A Tokyo-based private company has failed in its challenge to land the first private spacecraft on the moon’s surface, adding to a string of failed attempts by private companies to land safely on the moon.
“ISpace” attempted to land the “M1” vehicle, but the attempt ended up falling on the surface of the moon, which raises questions such as why a safe landing on the surface of the moon? When will the first private company succeed?Nature“.
The magazine pointed out that success in landing on the moon was limited to three government-sponsored space agencies in China, the Soviet Union, and the United States. China has done it in its first attempt since the seventies of the twentieth century.
Stephen Indyk, director of space systems at Honeybee Robotics in Greenbelt, Maryland, said many variables must be taken into account that make landing on the moon difficult, including the moon’s gravity and lower atmosphere than Earth’s. Plus a lot of dust.
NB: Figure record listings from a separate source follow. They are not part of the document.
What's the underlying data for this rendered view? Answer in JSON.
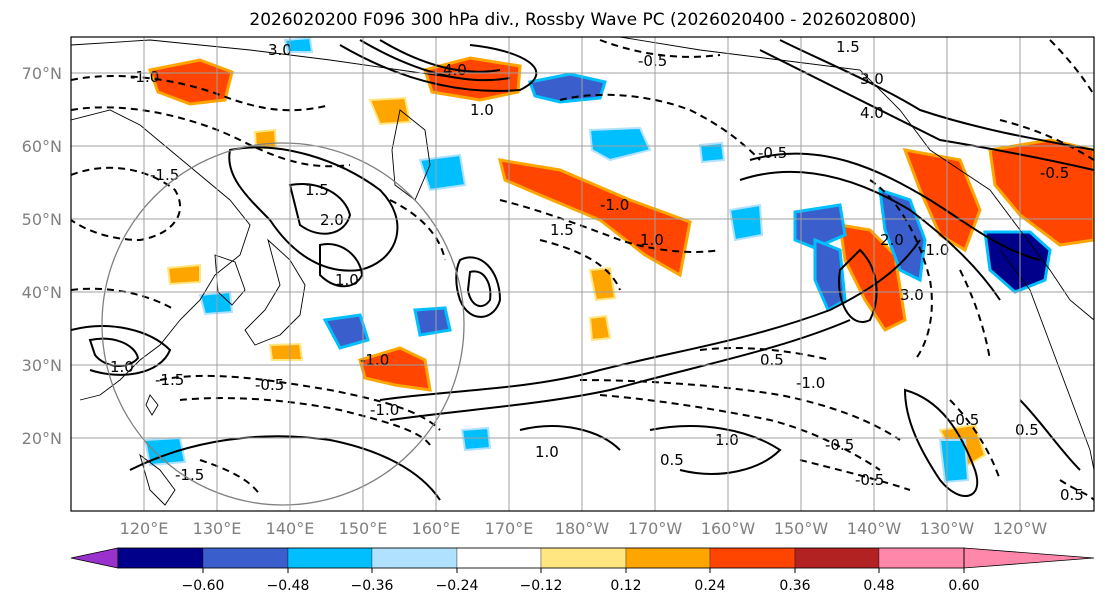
{
  "title": "2026020200 F096 300 hPa div., Rossby Wave PC (2026020400 - 2026020800)",
  "lat_labels": [
    "70°N",
    "60°N",
    "50°N",
    "40°N",
    "30°N",
    "20°N"
  ],
  "lon_labels": [
    "120°E",
    "130°E",
    "140°E",
    "150°E",
    "160°E",
    "170°E",
    "180°W",
    "170°W",
    "160°W",
    "150°W",
    "140°W",
    "130°W",
    "120°W"
  ],
  "colorbar": {
    "ticks": [
      "−0.60",
      "−0.48",
      "−0.36",
      "−0.24",
      "−0.12",
      "0.12",
      "0.24",
      "0.36",
      "0.48",
      "0.60"
    ],
    "colors": [
      "#9932cc",
      "#00008b",
      "#3a5fcd",
      "#00bfff",
      "#b0e2ff",
      "#ffffff",
      "#ffe680",
      "#ffa500",
      "#ff4500",
      "#b22222",
      "#ff88aa"
    ]
  },
  "contour_labels": [
    "3.0",
    "4.0",
    "-0.5",
    "1.5",
    "3.0",
    "4.0",
    "1.0",
    "-1.5",
    "-1.0",
    "-0.5",
    "2.0",
    "1.5",
    "1.0",
    "-1.0",
    "1.5",
    "-0.5",
    "-1.0",
    "1.0",
    "-1.0",
    "-1.5",
    "1.0",
    "-0.5",
    "1.0",
    "0.5",
    "1.0",
    "-0.5",
    "-1.0",
    "0.5",
    "-0.5",
    "-0.5",
    "-1.0",
    "0.5",
    "3.0",
    "2.0",
    "-1.5",
    "0.5"
  ]
}
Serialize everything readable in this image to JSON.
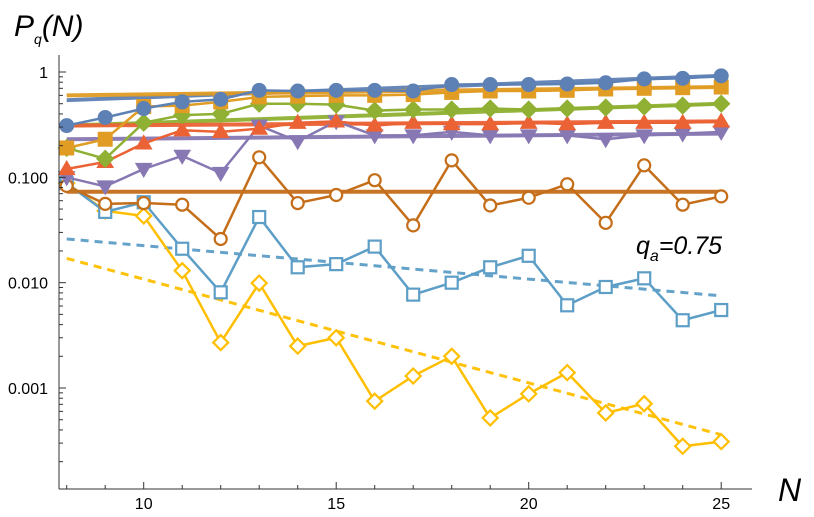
{
  "chart_data": {
    "type": "line",
    "y_scale": "log",
    "xlabel": "N",
    "ylabel": {
      "main": "P",
      "sub": "q",
      "rest": "(N)"
    },
    "xlim": [
      7.8,
      25.8
    ],
    "ylim": [
      0.00011,
      1.45
    ],
    "x_ticks": [
      10,
      15,
      20,
      25
    ],
    "x_tick_labels": [
      "10",
      "15",
      "20",
      "25"
    ],
    "y_ticks": [
      1,
      0.1,
      0.01,
      0.001
    ],
    "y_tick_labels": [
      "1",
      "0.100",
      "0.010",
      "0.001"
    ],
    "annotation": {
      "main": "q",
      "sub": "a",
      "rest": "=0.75"
    },
    "x": [
      8,
      9,
      10,
      11,
      12,
      13,
      14,
      15,
      16,
      17,
      18,
      19,
      20,
      21,
      22,
      23,
      24,
      25
    ],
    "series": [
      {
        "name": "blue-filled-circles",
        "color": "#5E81B5",
        "marker": "circle",
        "filled": true,
        "values": [
          0.31,
          0.37,
          0.45,
          0.52,
          0.55,
          0.67,
          0.66,
          0.67,
          0.67,
          0.66,
          0.76,
          0.76,
          0.76,
          0.77,
          0.79,
          0.86,
          0.87,
          0.92
        ],
        "fit": [
          0.54,
          0.92
        ]
      },
      {
        "name": "orange-filled-squares",
        "color": "#E19C24",
        "marker": "square",
        "filled": true,
        "values": [
          0.19,
          0.23,
          0.47,
          0.48,
          0.52,
          0.58,
          0.59,
          0.6,
          0.6,
          0.61,
          0.64,
          0.66,
          0.66,
          0.67,
          0.69,
          0.7,
          0.71,
          0.72
        ],
        "fit": [
          0.6,
          0.72
        ]
      },
      {
        "name": "green-filled-diamonds",
        "color": "#8FB032",
        "marker": "diamond",
        "filled": true,
        "values": [
          0.19,
          0.15,
          0.33,
          0.39,
          0.4,
          0.5,
          0.5,
          0.49,
          0.43,
          0.44,
          0.44,
          0.45,
          0.44,
          0.45,
          0.46,
          0.47,
          0.48,
          0.5
        ],
        "fit": [
          0.31,
          0.5
        ]
      },
      {
        "name": "red-filled-triangles-up",
        "color": "#EB6235",
        "marker": "triangle-up",
        "filled": true,
        "values": [
          0.12,
          0.14,
          0.21,
          0.28,
          0.27,
          0.29,
          0.33,
          0.34,
          0.31,
          0.33,
          0.32,
          0.32,
          0.33,
          0.32,
          0.33,
          0.33,
          0.33,
          0.34
        ],
        "fit": [
          0.31,
          0.34
        ]
      },
      {
        "name": "purple-filled-triangles-down",
        "color": "#8778B3",
        "marker": "triangle-down",
        "filled": true,
        "values": [
          0.1,
          0.082,
          0.12,
          0.16,
          0.11,
          0.31,
          0.22,
          0.34,
          0.25,
          0.25,
          0.27,
          0.25,
          0.25,
          0.25,
          0.23,
          0.25,
          0.26,
          0.27
        ],
        "fit": [
          0.23,
          0.26
        ]
      },
      {
        "name": "brown-open-circles",
        "color": "#C56E1A",
        "marker": "circle",
        "filled": false,
        "values": [
          0.083,
          0.056,
          0.057,
          0.055,
          0.026,
          0.155,
          0.057,
          0.068,
          0.094,
          0.035,
          0.145,
          0.054,
          0.064,
          0.086,
          0.037,
          0.13,
          0.055,
          0.066
        ],
        "fit": [
          0.073,
          0.073
        ]
      },
      {
        "name": "lightblue-open-squares",
        "color": "#5D9EC7",
        "marker": "square",
        "filled": false,
        "values": [
          0.088,
          0.047,
          0.058,
          0.021,
          0.0081,
          0.042,
          0.014,
          0.015,
          0.022,
          0.0077,
          0.01,
          0.014,
          0.018,
          0.0061,
          0.0091,
          0.011,
          0.0044,
          0.0055
        ],
        "fit": [
          0.026,
          0.0075
        ]
      },
      {
        "name": "yellow-open-diamonds",
        "color": "#FFBF00",
        "marker": "diamond",
        "filled": false,
        "values": [
          0.088,
          0.048,
          0.043,
          0.013,
          0.0027,
          0.0099,
          0.0025,
          0.003,
          0.00075,
          0.0013,
          0.002,
          0.00052,
          0.00088,
          0.0014,
          0.00058,
          0.00071,
          0.00028,
          0.00031
        ],
        "fit": [
          0.017,
          0.00036
        ]
      }
    ]
  }
}
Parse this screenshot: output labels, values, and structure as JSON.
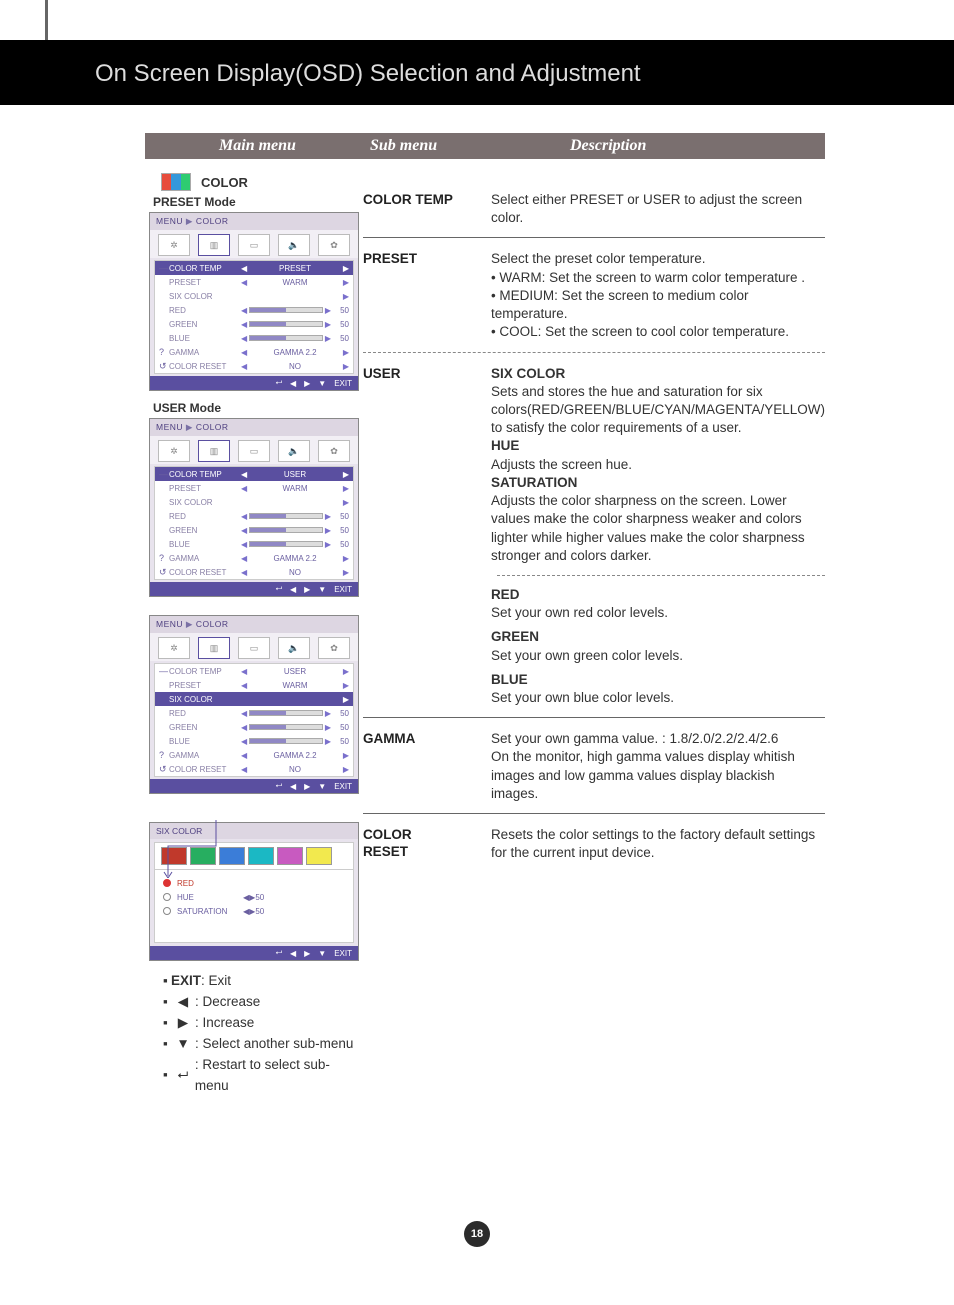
{
  "page": {
    "title": "On Screen Display(OSD) Selection and Adjustment",
    "headers": {
      "main": "Main menu",
      "sub": "Sub menu",
      "desc": "Description"
    },
    "section_label": "COLOR",
    "preset_mode_label": "PRESET Mode",
    "user_mode_label": "USER  Mode",
    "page_number": "18"
  },
  "osd": {
    "breadcrumb_menu": "MENU",
    "breadcrumb_color": "COLOR",
    "rows": {
      "color_temp": "COLOR TEMP",
      "preset": "PRESET",
      "six_color": "SIX COLOR",
      "red": "RED",
      "green": "GREEN",
      "blue": "BLUE",
      "gamma": "GAMMA",
      "color_reset": "COLOR RESET"
    },
    "values": {
      "preset": "PRESET",
      "user": "USER",
      "warm": "WARM",
      "gamma": "GAMMA 2.2",
      "no": "NO",
      "fifty": "50"
    },
    "exit": "EXIT",
    "six_color_title": "SIX COLOR",
    "radio": {
      "red": "RED",
      "hue": "HUE",
      "saturation": "SATURATION"
    },
    "swatch_colors": [
      "#c0392b",
      "#27ae60",
      "#3b7dd8",
      "#1bb8c4",
      "#c85ac0",
      "#f2e94e"
    ]
  },
  "entries": {
    "color_temp": {
      "sub": "COLOR TEMP",
      "desc": "Select either PRESET or USER to adjust the screen color."
    },
    "preset": {
      "sub": "PRESET",
      "line1": "Select the preset color temperature.",
      "warm": "• WARM: Set the screen to warm color temperature .",
      "medium": "• MEDIUM: Set the screen to medium color temperature.",
      "cool": "• COOL: Set the screen to cool color temperature."
    },
    "user": {
      "sub": "USER",
      "six_color_h": "SIX COLOR",
      "six_color": "Sets and stores the hue and saturation for six colors(RED/GREEN/BLUE/CYAN/MAGENTA/YELLOW) to satisfy the color requirements of a user.",
      "hue_h": "HUE",
      "hue": "Adjusts the screen hue.",
      "sat_h": "SATURATION",
      "sat": "Adjusts the color sharpness on the screen. Lower values make the color sharpness weaker and colors lighter while higher values make the color sharpness stronger and colors darker.",
      "red_h": "RED",
      "red": "Set your own red color levels.",
      "green_h": "GREEN",
      "green": "Set your own green color levels.",
      "blue_h": "BLUE",
      "blue": "Set your own blue color levels."
    },
    "gamma": {
      "sub": "GAMMA",
      "l1": "Set your own gamma value. : 1.8/2.0/2.2/2.4/2.6",
      "l2": "On the monitor, high gamma values display whitish images and low gamma values display blackish images."
    },
    "reset": {
      "sub1": "COLOR",
      "sub2": "RESET",
      "desc": "Resets the color settings to the factory default settings for the current input device."
    }
  },
  "legend": {
    "exit_b": "EXIT",
    "exit": " : Exit",
    "decrease": ": Decrease",
    "increase": ": Increase",
    "select": ": Select another sub-menu",
    "restart": ": Restart to select sub-menu"
  },
  "colors": {
    "header_bg": "#7a6f6f",
    "osd_accent": "#5a4fa0",
    "text": "#333333"
  }
}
To achieve a successful landing, engineers must anticipate how the spacecraft will interact with this environment, and spend money testing the many scenarios it might encounter on the moon and how to land in them.
“Espace” is the second private company to try to land on the moon, after the first attempt by the Israeli company “SpaceIL” in 2019, which also ended in an emergency landing.
Indyk says that the difficulties faced by companies to land on the moon are expected and normal, as the United States and the Soviet Union succeeded only after several failed attempts to land on the moon.
Landing a vehicle on the surface of the moon, some 384,000 kilometers from Earth, is a much more difficult challenge than lifting a satellite into low Earth orbit, and even for missions that don’t plan to land, as happened with NASA’s lunar lander. The mission, a small spacecraft launched in December, was supposed to map the moon’s ice, but its propulsion system failed shortly after launch.
The paper points out that the landing failures in 2019 could be caused by software and sensor problems in the final moments of landing, while the failure of the “space” vehicle could be caused by the ejection of propellant fuel just before landing.